このTATの図版と、カードの意味が決まっているタロットとはだいぶ性格が異なります。しかし、タロット占いで広げられた複数のカードを二人で読んでいくという行為には、おのずと占う人と占われる人の無意識が投影されていきます。

占いという場で、スプレッドを二人で読んでいくうちに、無意識が徐々に姿を見せてストーリーという形で表現される。その無意識が反映されたストーリーに、今度は意識が現実的な意味づけをしていく。そんな形で占いというかカウンセリングが進むので、問題が予想を超えた形で解決するのではないかとそのころ思っていました。



(5) 占いのススメ

 

私たちの世界というのは、自分の外に現象の世界があり、自分の中にこころの世界があります。その二つの世界は、相互に関連を持っていて、外の世界の出来事によって私たちのこころも左右されれば、こころの世界によって外の世界も変わってきます。


たとえば、「疲れたな」と思って偶然あるお店に入ったことでそこで知り合った異性と心を通わせて結ばれる、ということもあるでしょう。偶然といえば偶然ですが、「疲れたな」というこころの働きが、その人の外にある現象の世界を変えたわけです。
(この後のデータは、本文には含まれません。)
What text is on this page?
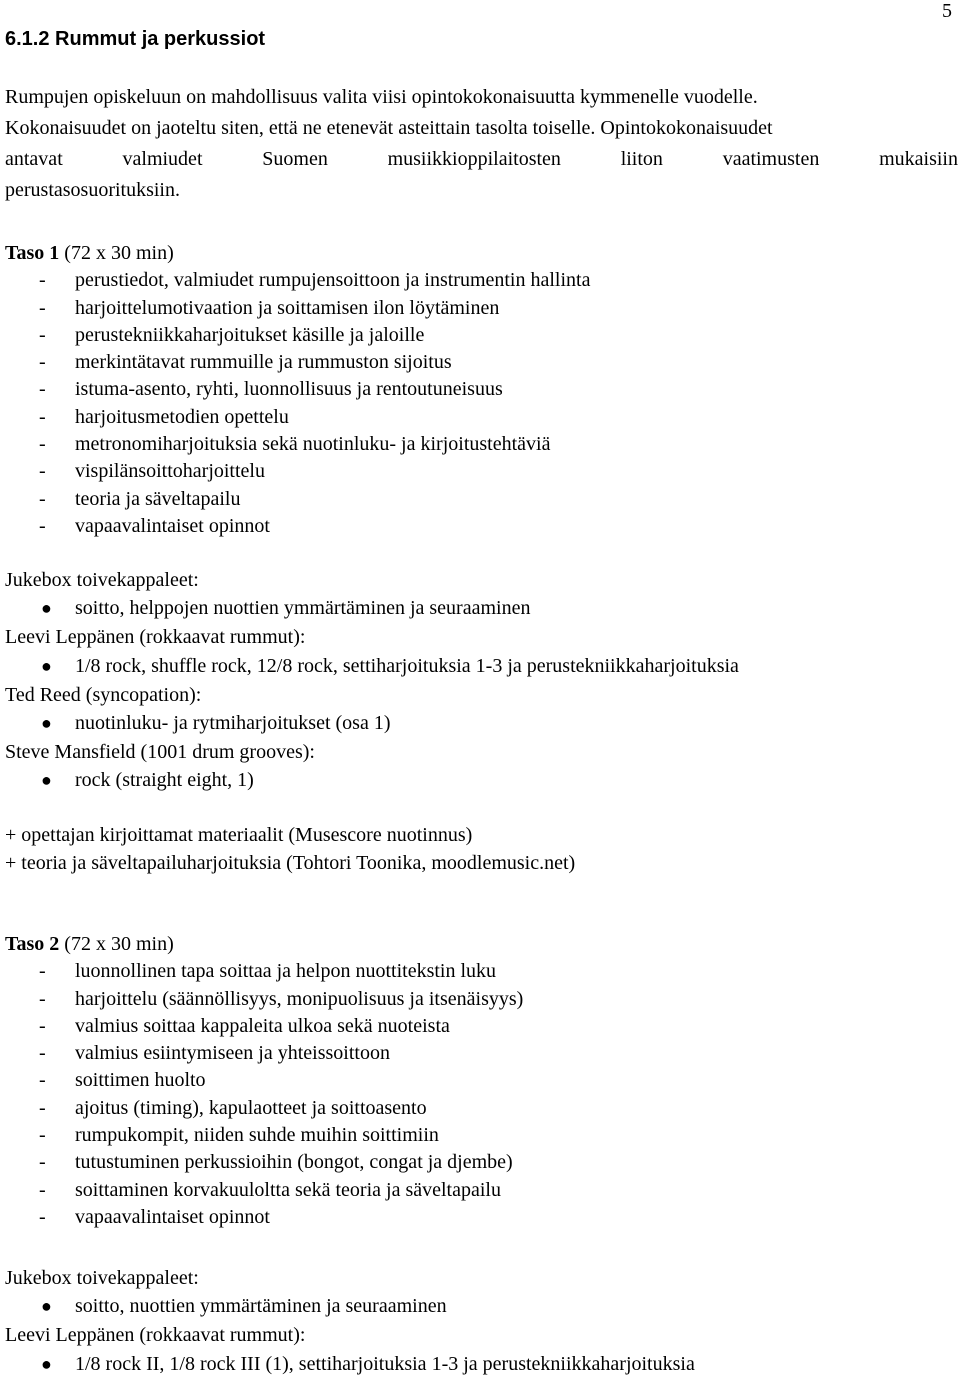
5
6.1.2 Rummut ja perkussiot
Rumpujen opiskeluun on mahdollisuus valita viisi opintokokonaisuutta kymmenelle vuodelle.
Kokonaisuudet on jaoteltu siten, että ne etenevät asteittain tasolta toiselle. Opintokokonaisuudet
antavat valmiudet Suomen musiikkioppilaitosten liiton vaatimusten mukaisiin
perustasosuorituksiin.
Taso 1 (72 x 30 min)
- perustiedot, valmiudet rumpujensoittoon ja instrumentin hallinta
- harjoittelumotivaation ja soittamisen ilon löytäminen
- perustekniikkaharjoitukset käsille ja jaloille
- merkintätavat rummuille ja rummuston sijoitus
- istuma-asento, ryhti, luonnollisuus ja rentoutuneisuus
- harjoitusmetodien opettelu
- metronomiharjoituksia sekä nuotinluku- ja kirjoitustehtäviä
- vispilänsoittoharjoittelu
- teoria ja säveltapailu
- vapaavalintaiset opinnot
Jukebox toivekappaleet:
● soitto, helppojen nuottien ymmärtäminen ja seuraaminen
Leevi Leppänen (rokkaavat rummut):
● 1/8 rock, shuffle rock, 12/8 rock, settiharjoituksia 1-3 ja perustekniikkaharjoituksia
Ted Reed (syncopation):
● nuotinluku- ja rytmiharjoitukset (osa 1)
Steve Mansfield (1001 drum grooves):
● rock (straight eight, 1)
+ opettajan kirjoittamat materiaalit (Musescore nuotinnus)
+ teoria ja säveltapailuharjoituksia (Tohtori Toonika, moodlemusic.net)
Taso 2 (72 x 30 min)
- luonnollinen tapa soittaa ja helpon nuottitekstin luku
- harjoittelu (säännöllisyys, monipuolisuus ja itsenäisyys)
- valmius soittaa kappaleita ulkoa sekä nuoteista
- valmius esiintymiseen ja yhteissoittoon
- soittimen huolto
- ajoitus (timing), kapulaotteet ja soittoasento
- rumpukompit, niiden suhde muihin soittimiin
- tutustuminen perkussioihin (bongot, congat ja djembe)
- soittaminen korvakuuloltta sekä teoria ja säveltapailu
- vapaavalintaiset opinnot
Jukebox toivekappaleet:
● soitto, nuottien ymmärtäminen ja seuraaminen
Leevi Leppänen (rokkaavat rummut):
● 1/8 rock II, 1/8 rock III (1), settiharjoituksia 1-3 ja perustekniikkaharjoituksia
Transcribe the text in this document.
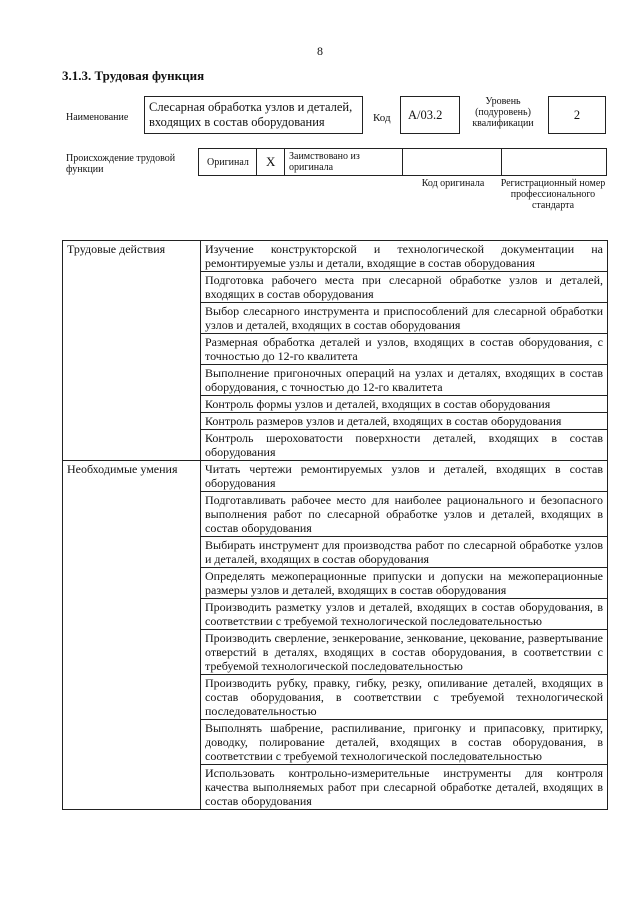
8
3.1.3. Трудовая функция
Наименование
Слесарная обработка узлов и деталей, входящих в состав оборудования	Код	А/03.2
Уровень (подуровень) квалификации
2
Происхождение трудовой функции
Оригинал	X	Заимствовано из оригинала
Код оригинала	Регистрационный номер профессионального стандарта
Трудовые действия	Изучение конструкторской и технологической документации на ремонтируемые узлы и детали, входящие в состав оборудования
	Подготовка рабочего места при слесарной обработке узлов и деталей, входящих в состав оборудования
	Выбор слесарного инструмента и приспособлений для слесарной обработки узлов и деталей, входящих в состав оборудования
	Размерная обработка деталей и узлов, входящих в состав оборудования, с точностью до 12-го квалитета
	Выполнение пригоночных операций на узлах и деталях, входящих в состав оборудования, с точностью до 12-го квалитета
	Контроль формы узлов и деталей, входящих в состав оборудования
	Контроль размеров узлов и деталей, входящих в состав оборудования
	Контроль шероховатости поверхности деталей, входящих в состав оборудования
Необходимые умения	Читать чертежи ремонтируемых узлов и деталей, входящих в состав оборудования
	Подготавливать рабочее место для наиболее рационального и безопасного выполнения работ по слесарной обработке узлов и деталей, входящих в состав оборудования
	Выбирать инструмент для производства работ по слесарной обработке узлов и деталей, входящих в состав оборудования
	Определять межоперационные припуски и допуски на межоперационные размеры узлов и деталей, входящих в состав оборудования
	Производить разметку узлов и деталей, входящих в состав оборудования, в соответствии с требуемой технологической последовательностью
	Производить сверление, зенкерование, зенкование, цекование, развертывание отверстий в деталях, входящих в состав оборудования, в соответствии с требуемой технологической последовательностью
	Производить рубку, правку, гибку, резку, опиливание деталей, входящих в состав оборудования, в соответствии с требуемой технологической последовательностью
	Выполнять шабрение, распиливание, пригонку и припасовку, притирку, доводку, полирование деталей, входящих в состав оборудования, в соответствии с требуемой технологической последовательностью
	Использовать контрольно-измерительные инструменты для контроля качества выполняемых работ при слесарной обработке деталей, входящих в состав оборудования
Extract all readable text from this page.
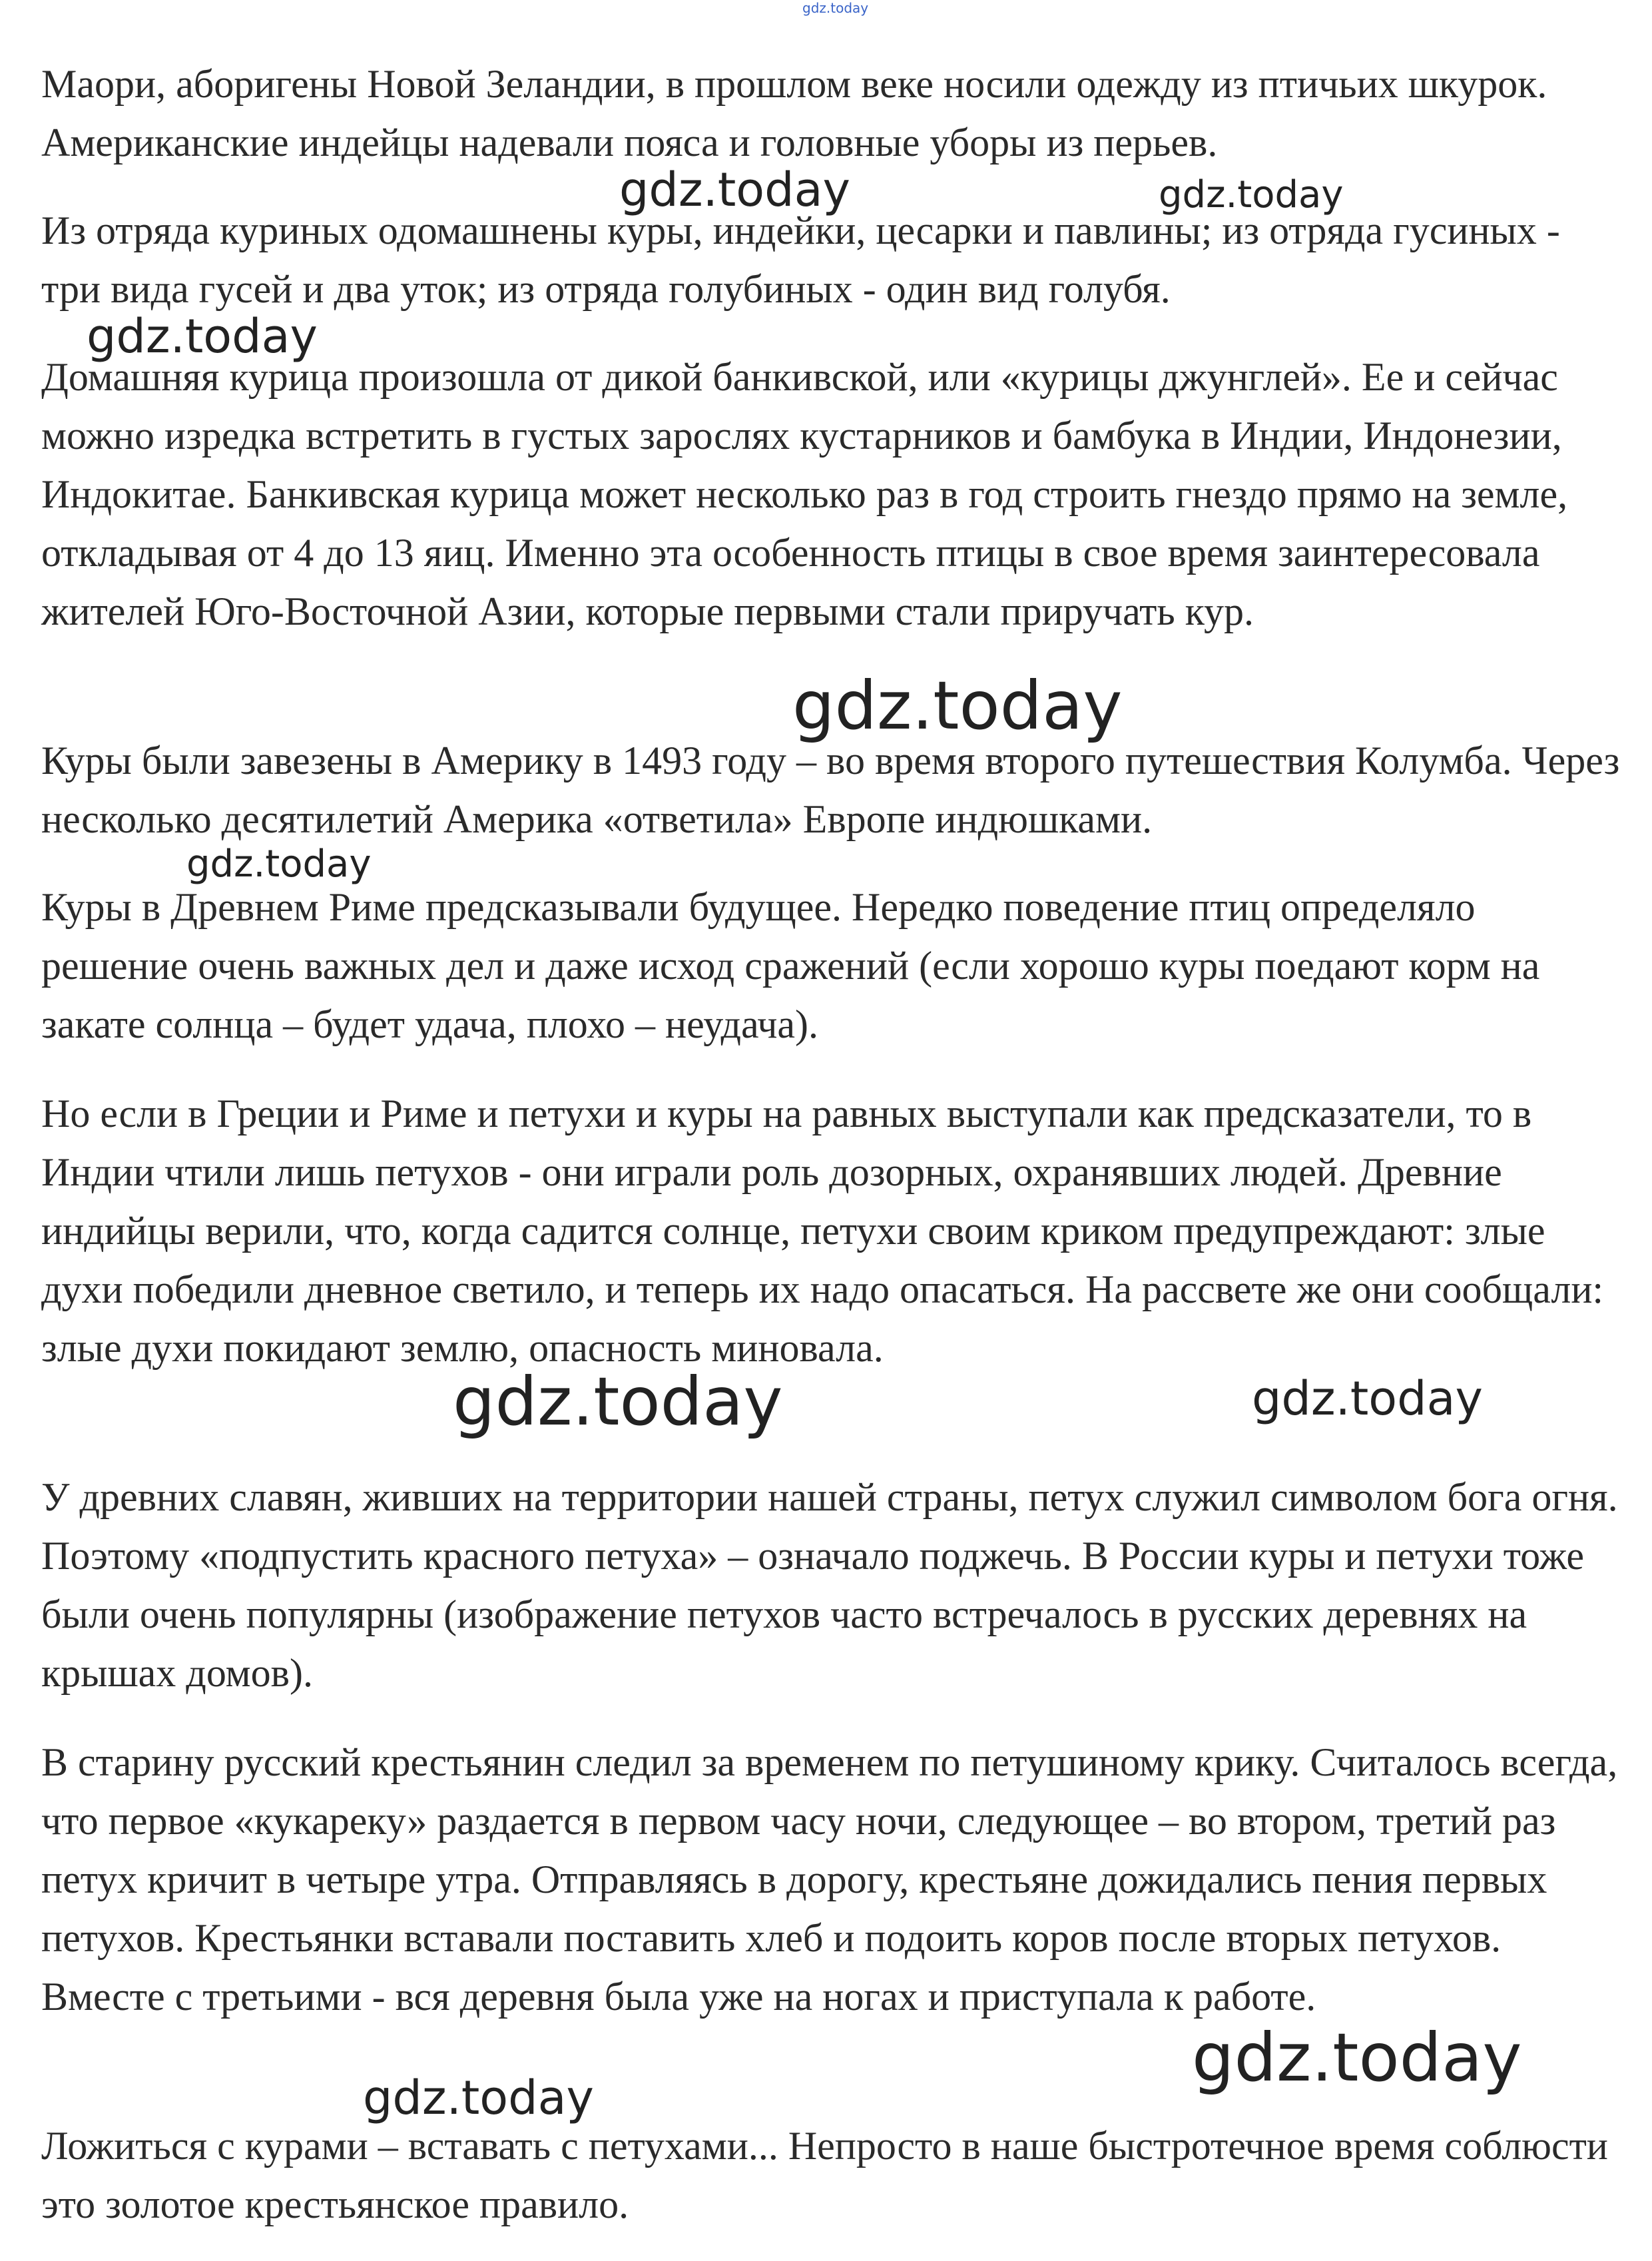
gdz.today

Маори, аборигены Новой Зеландии, в прошлом веке носили одежду из птичьих шкурок. Американские индейцы надевали пояса и головные уборы из перьев.

Из отряда куриных одомашнены куры, индейки, цесарки и павлины; из отряда гусиных - три вида гусей и два уток; из отряда голубиных - один вид голубя.

Домашняя курица произошла от дикой банкивской, или «курицы джунглей». Ее и сейчас можно изредка встретить в густых зарослях кустарников и бамбука в Индии, Индонезии, Индокитае. Банкивская курица может несколько раз в год строить гнездо прямо на земле, откладывая от 4 до 13 яиц. Именно эта особенность птицы в свое время заинтересовала жителей Юго-Восточной Азии, которые первыми стали приручать кур.

Куры были завезены в Америку в 1493 году – во время второго путешествия Колумба. Через несколько десятилетий Америка «ответила» Европе индюшками.

Куры в Древнем Риме предсказывали будущее. Нередко поведение птиц определяло решение очень важных дел и даже исход сражений (если хорошо куры поедают корм на закате солнца – будет удача, плохо – неудача).

Но если в Греции и Риме и петухи и куры на равных выступали как предсказатели, то в Индии чтили лишь петухов - они играли роль дозорных, охранявших людей. Древние индийцы верили, что, когда садится солнце, петухи своим криком предупреждают: злые духи победили дневное светило, и теперь их надо опасаться. На рассвете же они сообщали: злые духи покидают землю, опасность миновала.

У древних славян, живших на территории нашей страны, петух служил символом бога огня. Поэтому «подпустить красного петуха» – означало поджечь. В России куры и петухи тоже были очень популярны (изображение петухов часто встречалось в русских деревнях на крышах домов).

В старину русский крестьянин следил за временем по петушиному крику. Считалось всегда, что первое «кукареку» раздается в первом часу ночи, следующее – во втором, третий раз петух кричит в четыре утра. Отправляясь в дорогу, крестьяне дожидались пения первых петухов. Крестьянки вставали поставить хлеб и подоить коров после вторых петухов. Вместе с третьими - вся деревня была уже на ногах и приступала к работе.

Ложиться с курами – вставать с петухами... Непросто в наше быстротечное время соблюсти это золотое крестьянское правило.

gdz.today	gdz.today
gdz.today
gdz.today
gdz.today
gdz.today	gdz.today
gdz.today
gdz.today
こういったことは無数に起きているはずですが、ふだんそれに気づくことはほとんどありません。


一般に占いは、将来こうなるだろうという予想をもとに、自分の行動を変化させる技術です。占いに世界を変える力はありませんが、人のこころと行動を変化させることで、世界にちいさいながらも影響を与えることはできます。

そして、小さいながらその世界に与えた影響で、あなたの生きる世界を確実に良い方向に変えていくことができると私は思っています。そのためのツールが占いです。「占いなんて」とバカにせず、占いを生活の中に積極的に取り入れてみていかがでしょうか。